Bei uns hat er zunächst noch Enoxaparin s.c. zur Thromboseprophylaxe bekommen, doch das wurde nun vom Hausarzt abgesetzt mit der Begründung, die medizinische Thromboseprophylaxe sei "abgeschlossen". Orale Antikoagulantien oder Aggregationshemmer bekommt er auch nicht. Alle anderen Patienten bei uns haben Spritzen, Apixaban oder zumindest ASS fest angesetzt, auch die, die noch einiges an Eigenbewegung haben.

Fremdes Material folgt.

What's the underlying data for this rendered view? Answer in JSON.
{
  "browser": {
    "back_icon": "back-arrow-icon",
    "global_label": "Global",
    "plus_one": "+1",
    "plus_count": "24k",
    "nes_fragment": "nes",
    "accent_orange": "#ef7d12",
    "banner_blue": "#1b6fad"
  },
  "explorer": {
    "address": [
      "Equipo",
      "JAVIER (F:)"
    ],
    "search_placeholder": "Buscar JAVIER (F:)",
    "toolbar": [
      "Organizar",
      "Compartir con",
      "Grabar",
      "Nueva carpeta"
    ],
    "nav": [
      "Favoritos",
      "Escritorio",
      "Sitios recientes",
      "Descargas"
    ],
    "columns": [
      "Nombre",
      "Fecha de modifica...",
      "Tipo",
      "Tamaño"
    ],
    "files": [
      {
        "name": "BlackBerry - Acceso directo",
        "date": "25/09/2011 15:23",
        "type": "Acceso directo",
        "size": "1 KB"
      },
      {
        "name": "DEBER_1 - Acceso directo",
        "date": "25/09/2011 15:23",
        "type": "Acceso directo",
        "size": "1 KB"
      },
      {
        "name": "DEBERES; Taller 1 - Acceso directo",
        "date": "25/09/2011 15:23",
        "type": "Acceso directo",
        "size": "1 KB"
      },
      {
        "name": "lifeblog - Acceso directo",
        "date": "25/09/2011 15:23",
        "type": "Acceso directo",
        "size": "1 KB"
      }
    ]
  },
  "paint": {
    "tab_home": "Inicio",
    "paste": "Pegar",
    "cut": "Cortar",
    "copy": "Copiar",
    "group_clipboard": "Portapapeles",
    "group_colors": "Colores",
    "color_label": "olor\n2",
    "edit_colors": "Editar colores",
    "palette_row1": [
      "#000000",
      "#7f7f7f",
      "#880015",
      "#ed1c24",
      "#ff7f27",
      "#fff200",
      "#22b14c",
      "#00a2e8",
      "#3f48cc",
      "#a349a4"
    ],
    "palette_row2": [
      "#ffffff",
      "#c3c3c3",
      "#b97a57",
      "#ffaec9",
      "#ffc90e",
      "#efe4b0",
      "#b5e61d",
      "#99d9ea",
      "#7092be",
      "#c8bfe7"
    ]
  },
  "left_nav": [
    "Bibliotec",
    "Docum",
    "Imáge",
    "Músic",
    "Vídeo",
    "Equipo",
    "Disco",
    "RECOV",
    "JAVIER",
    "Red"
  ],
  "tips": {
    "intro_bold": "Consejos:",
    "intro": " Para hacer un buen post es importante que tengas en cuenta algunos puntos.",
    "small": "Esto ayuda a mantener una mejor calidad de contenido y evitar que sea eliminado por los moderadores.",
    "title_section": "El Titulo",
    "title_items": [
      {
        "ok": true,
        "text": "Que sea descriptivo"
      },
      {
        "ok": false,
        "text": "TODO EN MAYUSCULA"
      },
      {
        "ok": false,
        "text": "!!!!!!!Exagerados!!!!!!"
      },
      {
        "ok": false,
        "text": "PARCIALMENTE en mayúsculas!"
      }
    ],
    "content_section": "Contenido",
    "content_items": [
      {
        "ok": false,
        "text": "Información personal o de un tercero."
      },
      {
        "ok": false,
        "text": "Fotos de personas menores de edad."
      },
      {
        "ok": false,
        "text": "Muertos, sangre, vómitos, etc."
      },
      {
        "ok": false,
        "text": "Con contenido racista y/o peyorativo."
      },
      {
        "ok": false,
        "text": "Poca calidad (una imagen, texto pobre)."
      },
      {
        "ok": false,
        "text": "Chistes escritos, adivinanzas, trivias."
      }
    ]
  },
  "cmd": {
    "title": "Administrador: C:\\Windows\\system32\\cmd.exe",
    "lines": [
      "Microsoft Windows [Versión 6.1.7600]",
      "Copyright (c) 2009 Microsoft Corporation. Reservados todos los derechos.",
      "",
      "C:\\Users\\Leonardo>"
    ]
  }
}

Meine Frage ist nun: Ist das so üblich? Ich weiß über Thromboseprophylaxe nur das, was ich in der GuK-Ausbildung dazu gelernt habe, vielleicht wundert es mich deshalb so, aber wie kann denn die medikamentöse Thromboseprophylaxe bei einem Patienten mit unheilbarer Tetraplegie jemals abgeschlossen sein? Sinkt das Thromboserisiko bei so jungen Menschen irgendwann wieder? Natürlich bewegen wir ihn bei der Pflege und beim Lagern, aber reicht das denn aus, um das Blut schön in Fluss zu halten? Sein Rollstuhl ist noch nicht da, also können wir ihn nicht mal raussetzen, er verbringt wirklich den ganzen Tag im Bett. Abgesehen von seiner Immobilität wären vielleicht ja auch noch Gefäßwandveränderungen ein Risikofaktor für eine Thrombose, immerhin hatte er ja schon ein Aneurysma... Und sonst kriegt man doch auch schon für jeden Pups Antikoagulantien hinterhergeschmissen, egal ob wirklich bettlägerig oder nur den kleinen Zeh verstaucht :D

Also um mich noch mal kurz zu fassen: nimmt das Thromboserisiko bei so jungen Menschen nach einer Weile wieder ab, wenn sie chronisch immobil sind? Ist es dann sicher, vollkommen auf eine medikamentöse Prophylaxe zu verzichten? Kann ich davon ausgehen, dass meine normalen pflegerischen Maßnahmen wie Lagern und Gelenke durchbewegen ausreichen?